Genes unnecessary for laboratory viability
There are genes that we are very confident are not necessary for viability in the lab, either singly or in combination as “Silent” cassettes. Yeast chromosome III contains two “silent” cassettes encoding silent copies of “a” and “alpha” mating type information. This is because wild yeast contains a gene, HO, which converts the mating type in haploid yeast cells. Our laboratory strains already lack a functional HO gene and hence never interconvert. No synthetic lethality has ever been observed with mutations of HO or the silent cassettes. Previous studies have shown that the silent cassettes are dispensable for growth. Thus HO and the silent cassettes will be removed from our chromosome design. We welcome suggestions for other regions about which there is a very high level of confidence that deletion will have essentially no phenotypic consequence.
Recoding Strategies
While it would in principle be possible to recode every reading frame in the genome entirely, we felt this was extremely risky and could have unpredictable results. The expression of certain genes is controlled by codon usage, and widespread elimination of this form of regulation might lead to swings in gene expression incompatible with viability.

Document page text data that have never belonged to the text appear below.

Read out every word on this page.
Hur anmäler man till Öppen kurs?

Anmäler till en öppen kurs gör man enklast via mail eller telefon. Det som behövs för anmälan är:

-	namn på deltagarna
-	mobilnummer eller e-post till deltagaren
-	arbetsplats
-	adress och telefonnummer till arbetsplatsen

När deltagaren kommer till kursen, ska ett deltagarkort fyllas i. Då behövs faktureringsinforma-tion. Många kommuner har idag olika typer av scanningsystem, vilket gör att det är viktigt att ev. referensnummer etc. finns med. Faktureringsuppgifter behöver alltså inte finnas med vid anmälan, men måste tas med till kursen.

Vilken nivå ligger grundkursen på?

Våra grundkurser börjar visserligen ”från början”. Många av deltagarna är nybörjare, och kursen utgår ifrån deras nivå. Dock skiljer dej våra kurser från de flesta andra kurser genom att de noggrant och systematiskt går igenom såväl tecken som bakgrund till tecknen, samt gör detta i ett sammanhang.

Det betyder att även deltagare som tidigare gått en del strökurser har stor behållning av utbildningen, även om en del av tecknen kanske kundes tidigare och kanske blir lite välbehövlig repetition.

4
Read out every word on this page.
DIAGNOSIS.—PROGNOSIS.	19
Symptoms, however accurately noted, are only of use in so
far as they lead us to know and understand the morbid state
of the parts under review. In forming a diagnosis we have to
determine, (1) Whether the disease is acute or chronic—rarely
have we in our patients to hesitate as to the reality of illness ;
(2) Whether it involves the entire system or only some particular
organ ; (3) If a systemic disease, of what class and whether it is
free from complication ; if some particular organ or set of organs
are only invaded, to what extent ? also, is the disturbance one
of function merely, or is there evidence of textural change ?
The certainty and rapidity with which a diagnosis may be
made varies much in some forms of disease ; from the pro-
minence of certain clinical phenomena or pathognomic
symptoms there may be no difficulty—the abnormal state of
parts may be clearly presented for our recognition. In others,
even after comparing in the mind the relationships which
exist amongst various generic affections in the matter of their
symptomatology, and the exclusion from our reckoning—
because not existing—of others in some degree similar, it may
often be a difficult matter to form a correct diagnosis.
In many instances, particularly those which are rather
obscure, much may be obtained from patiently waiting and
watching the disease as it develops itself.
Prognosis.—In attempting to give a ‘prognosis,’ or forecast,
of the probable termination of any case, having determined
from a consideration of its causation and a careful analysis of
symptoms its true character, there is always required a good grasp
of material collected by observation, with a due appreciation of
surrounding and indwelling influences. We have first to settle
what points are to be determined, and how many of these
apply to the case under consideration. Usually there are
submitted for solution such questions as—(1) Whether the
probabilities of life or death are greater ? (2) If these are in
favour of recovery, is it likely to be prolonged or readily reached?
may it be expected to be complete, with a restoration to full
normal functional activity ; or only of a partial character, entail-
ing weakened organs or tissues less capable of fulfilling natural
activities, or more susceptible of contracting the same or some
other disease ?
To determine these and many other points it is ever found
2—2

Also, some genes contain specific RNA sequences controlling gene expression through frameshifting and other mechanisms, and the extent of such regulation is not known. Hence, with the exception of the introduction of PCRTag re-coding, we consider it is unwise to plan any additional, widespread recoding of ORFs. We are, however, replacing all TAG codons with TAA, allowing for subsequent introduction of new coding schemes with unnatural amino acids, as has been done by the Peter Schultz lab and others developing orthogonal translation systems.